KISAH MARIA DAN MARTA

Dipublikasikan tanggal 21 July 2019

KISAH MARIA DAN MARTA

Mencari Keiintiman dengan Allah di tengah Kesibukan Dunia

Bacaan Injil hari ini sungguh fenomenal. Dalam perjalanan ke Yerusalem Yesus singgah di rumah keluarga yang sangat dikasihi-Nya, keluarga Maria, Marta, dan Lazarus (Luk 10:38-42). Dalam kisah ini tidak diceritakan tentang Lazarus, yang dibangkitkan oleh Yesus (Yoh 11:1-57).

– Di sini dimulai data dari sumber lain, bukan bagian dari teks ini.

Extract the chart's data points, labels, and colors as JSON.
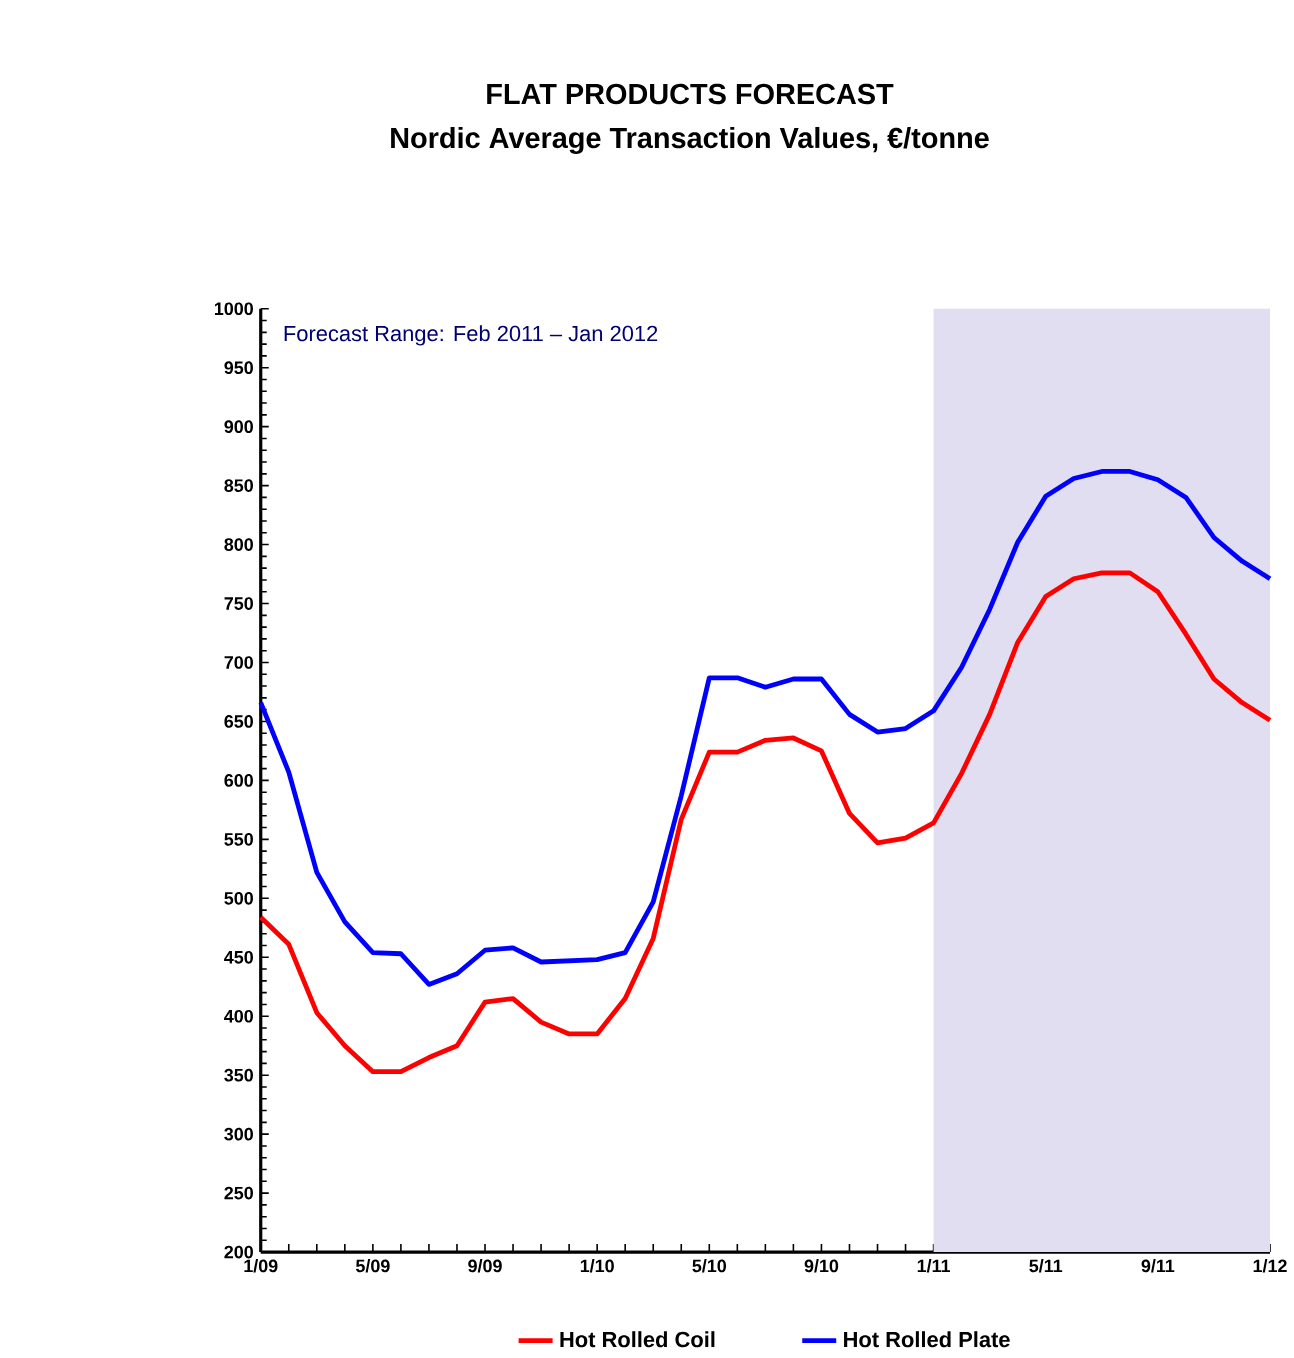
{
  "chart_data": {
    "type": "line",
    "title": "FLAT PRODUCTS FORECAST",
    "subtitle": "Nordic Average Transaction Values, €/tonne",
    "annotations": [
      "Forecast Range: Feb 2011 – Jan 2012"
    ],
    "x": [
      "2009-01",
      "2009-02",
      "2009-03",
      "2009-04",
      "2009-05",
      "2009-06",
      "2009-07",
      "2009-08",
      "2009-09",
      "2009-10",
      "2009-11",
      "2009-12",
      "2010-01",
      "2010-02",
      "2010-03",
      "2010-04",
      "2010-05",
      "2010-06",
      "2010-07",
      "2010-08",
      "2010-09",
      "2010-10",
      "2010-11",
      "2010-12",
      "2011-01",
      "2011-02",
      "2011-03",
      "2011-04",
      "2011-05",
      "2011-06",
      "2011-07",
      "2011-08",
      "2011-09",
      "2011-10",
      "2011-11",
      "2011-12",
      "2012-01"
    ],
    "series": [
      {
        "name": "Hot Rolled Coil",
        "color": "#ff0000",
        "values": [
          484,
          461,
          403,
          375,
          353,
          353,
          365,
          375,
          412,
          415,
          395,
          385,
          385,
          415,
          466,
          567,
          624,
          624,
          634,
          636,
          625,
          572,
          547,
          551,
          564,
          606,
          656,
          717,
          756,
          771,
          776,
          776,
          760,
          724,
          686,
          666,
          651
        ]
      },
      {
        "name": "Hot Rolled Plate",
        "color": "#0000ff",
        "values": [
          666,
          607,
          522,
          480,
          454,
          453,
          427,
          436,
          456,
          458,
          446,
          447,
          448,
          454,
          497,
          587,
          687,
          687,
          679,
          686,
          686,
          656,
          641,
          644,
          659,
          696,
          745,
          802,
          841,
          856,
          862,
          862,
          855,
          840,
          806,
          786,
          771
        ]
      }
    ],
    "xlim": [
      "2009-01",
      "2012-01"
    ],
    "xticks": [
      {
        "value": "2009-01",
        "label": "1/09"
      },
      {
        "value": "2009-02",
        "label": null
      },
      {
        "value": "2009-03",
        "label": null
      },
      {
        "value": "2009-04",
        "label": null
      },
      {
        "value": "2009-05",
        "label": "5/09"
      },
      {
        "value": "2009-06",
        "label": null
      },
      {
        "value": "2009-07",
        "label": null
      },
      {
        "value": "2009-08",
        "label": null
      },
      {
        "value": "2009-09",
        "label": "9/09"
      },
      {
        "value": "2009-10",
        "label": null
      },
      {
        "value": "2009-11",
        "label": null
      },
      {
        "value": "2009-12",
        "label": null
      },
      {
        "value": "2010-01",
        "label": "1/10"
      },
      {
        "value": "2010-02",
        "label": null
      },
      {
        "value": "2010-03",
        "label": null
      },
      {
        "value": "2010-04",
        "label": null
      },
      {
        "value": "2010-05",
        "label": "5/10"
      },
      {
        "value": "2010-06",
        "label": null
      },
      {
        "value": "2010-07",
        "label": null
      },
      {
        "value": "2010-08",
        "label": null
      },
      {
        "value": "2010-09",
        "label": "9/10"
      },
      {
        "value": "2010-10",
        "label": null
      },
      {
        "value": "2010-11",
        "label": null
      },
      {
        "value": "2010-12",
        "label": null
      },
      {
        "value": "2011-01",
        "label": "1/11"
      },
      {
        "value": "2011-02",
        "label": null
      },
      {
        "value": "2011-03",
        "label": null
      },
      {
        "value": "2011-04",
        "label": null
      },
      {
        "value": "2011-05",
        "label": "5/11"
      },
      {
        "value": "2011-06",
        "label": null
      },
      {
        "value": "2011-07",
        "label": null
      },
      {
        "value": "2011-08",
        "label": null
      },
      {
        "value": "2011-09",
        "label": "9/11"
      },
      {
        "value": "2011-10",
        "label": null
      },
      {
        "value": "2011-11",
        "label": null
      },
      {
        "value": "2011-12",
        "label": null
      },
      {
        "value": "2012-01",
        "label": "1/12"
      }
    ],
    "ylim": [
      200,
      1000
    ],
    "yticks": [
      200,
      250,
      300,
      350,
      400,
      450,
      500,
      550,
      600,
      650,
      700,
      750,
      800,
      850,
      900,
      950,
      1000
    ],
    "bands": [
      {
        "axis": "x",
        "from": "2011-01",
        "to": "2012-01",
        "color": "#e0def0"
      }
    ],
    "legend": "bottom",
    "marker": "none",
    "line_style": "solid",
    "grid": false
  }
}
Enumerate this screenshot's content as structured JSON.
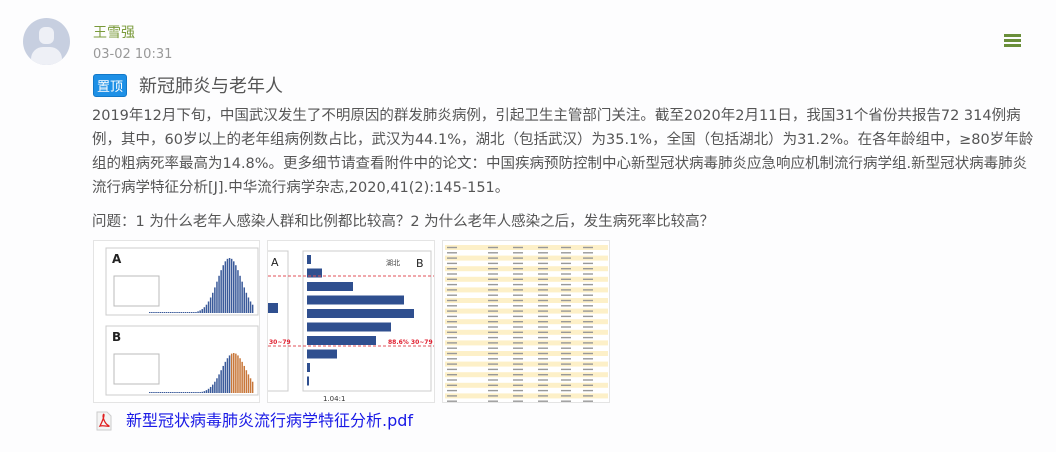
{
  "post": {
    "author": "王雪强",
    "time": "03-02 10:31",
    "badge": "置顶",
    "title": "新冠肺炎与老年人",
    "content": "2019年12月下旬，中国武汉发生了不明原因的群发肺炎病例，引起卫生主管部门关注。截至2020年2月11日，我国31个省份共报告72 314例病例，其中，60岁以上的老年组病例数占比，武汉为44.1%，湖北（包括武汉）为35.1%，全国（包括湖北）为31.2%。在各年龄组中，≥80岁年龄组的粗病死率最高为14.8%。更多细节请查看附件中的论文：中国疾病预防控制中心新型冠状病毒肺炎应急响应机制流行病学组.新型冠状病毒肺炎流行病学特征分析[J].中华流行病学杂志,2020,41(2):145-151。",
    "question": "问题：1 为什么老年人感染人群和比例都比较高？2 为什么老年人感染之后，发生病死率比较高？",
    "images": [
      {
        "icon": "epidemic-curve-chart-image",
        "labels": [
          "A",
          "B"
        ]
      },
      {
        "icon": "age-distribution-bar-chart-image",
        "labels": [
          "A",
          "B",
          "湖北",
          "1.04:1",
          "30~79",
          "88.6% 30~79"
        ]
      },
      {
        "icon": "statistics-table-image"
      }
    ],
    "attachment": {
      "icon": "pdf-icon",
      "name": "新型冠状病毒肺炎流行病学特征分析.pdf"
    },
    "menu_icon": "hamburger-menu-icon",
    "colors": {
      "author": "#7a9a3a",
      "badge": "#1e90e6",
      "link": "#1a1ae6",
      "menu": "#6a8f3a"
    }
  }
}
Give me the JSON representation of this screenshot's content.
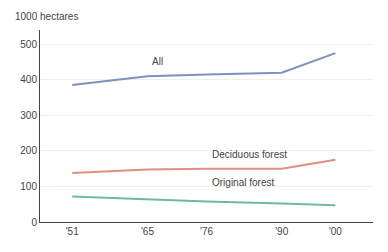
{
  "chart_data": {
    "type": "line",
    "y_label": "1000 hectares",
    "x": [
      1951,
      1965,
      1976,
      1990,
      2000
    ],
    "series": [
      {
        "name": "All",
        "color": "#8090c0",
        "values": [
          385,
          410,
          415,
          420,
          475
        ]
      },
      {
        "name": "Deciduous forest",
        "color": "#e09080",
        "values": [
          138,
          148,
          150,
          150,
          175
        ]
      },
      {
        "name": "Original forest",
        "color": "#70b8a0",
        "values": [
          72,
          64,
          58,
          52,
          47
        ]
      }
    ],
    "annotations": [
      {
        "text": "All",
        "x": 1965,
        "y": 430
      },
      {
        "text": "Deciduous forest",
        "x": 1976,
        "y": 168
      },
      {
        "text": "Original forest",
        "x": 1976,
        "y": 90
      }
    ],
    "xlim": [
      1945,
      2007
    ],
    "xticks": [
      {
        "value": 1951,
        "label": "'51"
      },
      {
        "value": 1965,
        "label": "'65"
      },
      {
        "value": 1976,
        "label": "'76"
      },
      {
        "value": 1990,
        "label": "'90"
      },
      {
        "value": 2000,
        "label": "'00"
      }
    ],
    "ylim": [
      0,
      540
    ],
    "yticks": [
      0,
      100,
      200,
      300,
      400,
      500
    ],
    "grid": true
  }
}
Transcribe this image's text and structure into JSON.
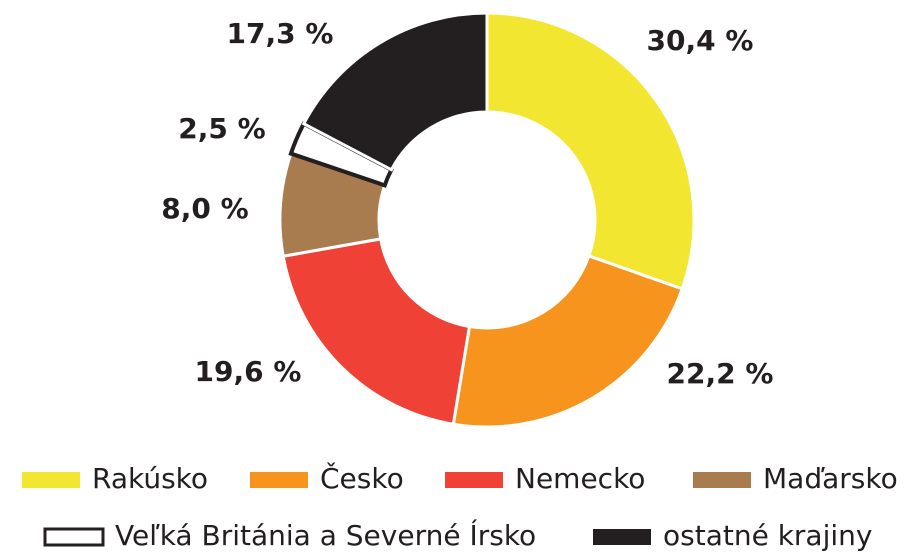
{
  "chart_data": {
    "type": "pie",
    "categories": [
      "Rakúsko",
      "Česko",
      "Nemecko",
      "Maďarsko",
      "Veľká Británia a Severné Írsko",
      "ostatné krajiny"
    ],
    "values": [
      30.4,
      22.2,
      19.6,
      8.0,
      2.5,
      17.3
    ],
    "value_labels": [
      "30,4 %",
      "22,2 %",
      "19,6 %",
      "8,0 %",
      "2,5 %",
      "17,3 %"
    ],
    "colors": [
      "#f2e630",
      "#f7941d",
      "#ef4136",
      "#a97c50",
      "#ffffff",
      "#231f20"
    ],
    "legend": "bottom"
  }
}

Dari pagi hari tidak henti renungan tentang teks ini diunggah ke media-media sosial. Kebanyakan renungan menyajikan tafsir tradisional, di mana Yesus diyakini menegur Marta, yang mewakili umat manusia yang “sok sibuk” dan memuji Maria, yang mewakili umat manusia yang rajin berdoa dan membaca Kitab Suci. Ada renungan yang lebih moderat menyatakan bahwa teks ini bersama-sama dengan perikop sebelumnya tentang “Orang Samaria yang Murah Hati” (Luk 10:25-37) menegaskan bahwa baik pelayanan karitatif maupun pelayanan kontemplatif sama-sama penting di hadapan Tuhan.

Sesungguhnya, dunia yang sibuk ini nampaknya tidak memungkinkan bahwa manusia hanya berlaku seperti Maria, yang setia setiap saat “duduk dekat kaki Tuhan dan mendengarkan perkataan-Nya” (Luk 10:39). Para pastor pun sekarang dilatih untuk menjadi “manager” dengan pelbagai pembekalan di bidang keuangan, manajerial pastoral, hukum dan lain-lain. Apakah dapat dikatakan bahwa seorang ibu yang setia melayani keluarganya “kalah kudus” dibandingkan dengan seorang pewarta Sabda atau katekis? Tentu saja tidak! Apakah pelayanan seksi PSE “kalah penting” dibandingkan dengan seksi KKS? Kita sudah mengetahui jawabannya dengan pasti.

Sekiranya saja, apabila Maria dan Marta sama-sama duduk dekat kaki Yesus dan mendengarkan sabda-Nya, apa yang bakal terjadi? Beberapa saat kemudian, perut Yesus pasti bunyi keroncongan, sementara makanan belum tersaji. Kita harus memahami bahwa menjamu tamu nampaknya menjadi sebuah “keharusan” bagi masyarakat Yahudi pada saat itu. Hal ini menjadi jelas dalam bacaan pertama hari ini yang diambil dari Kej 18:1-10a, yang mengisahkan tentang bagaimana Abraham menjamu tiga orang tamunya dengan sangat baik.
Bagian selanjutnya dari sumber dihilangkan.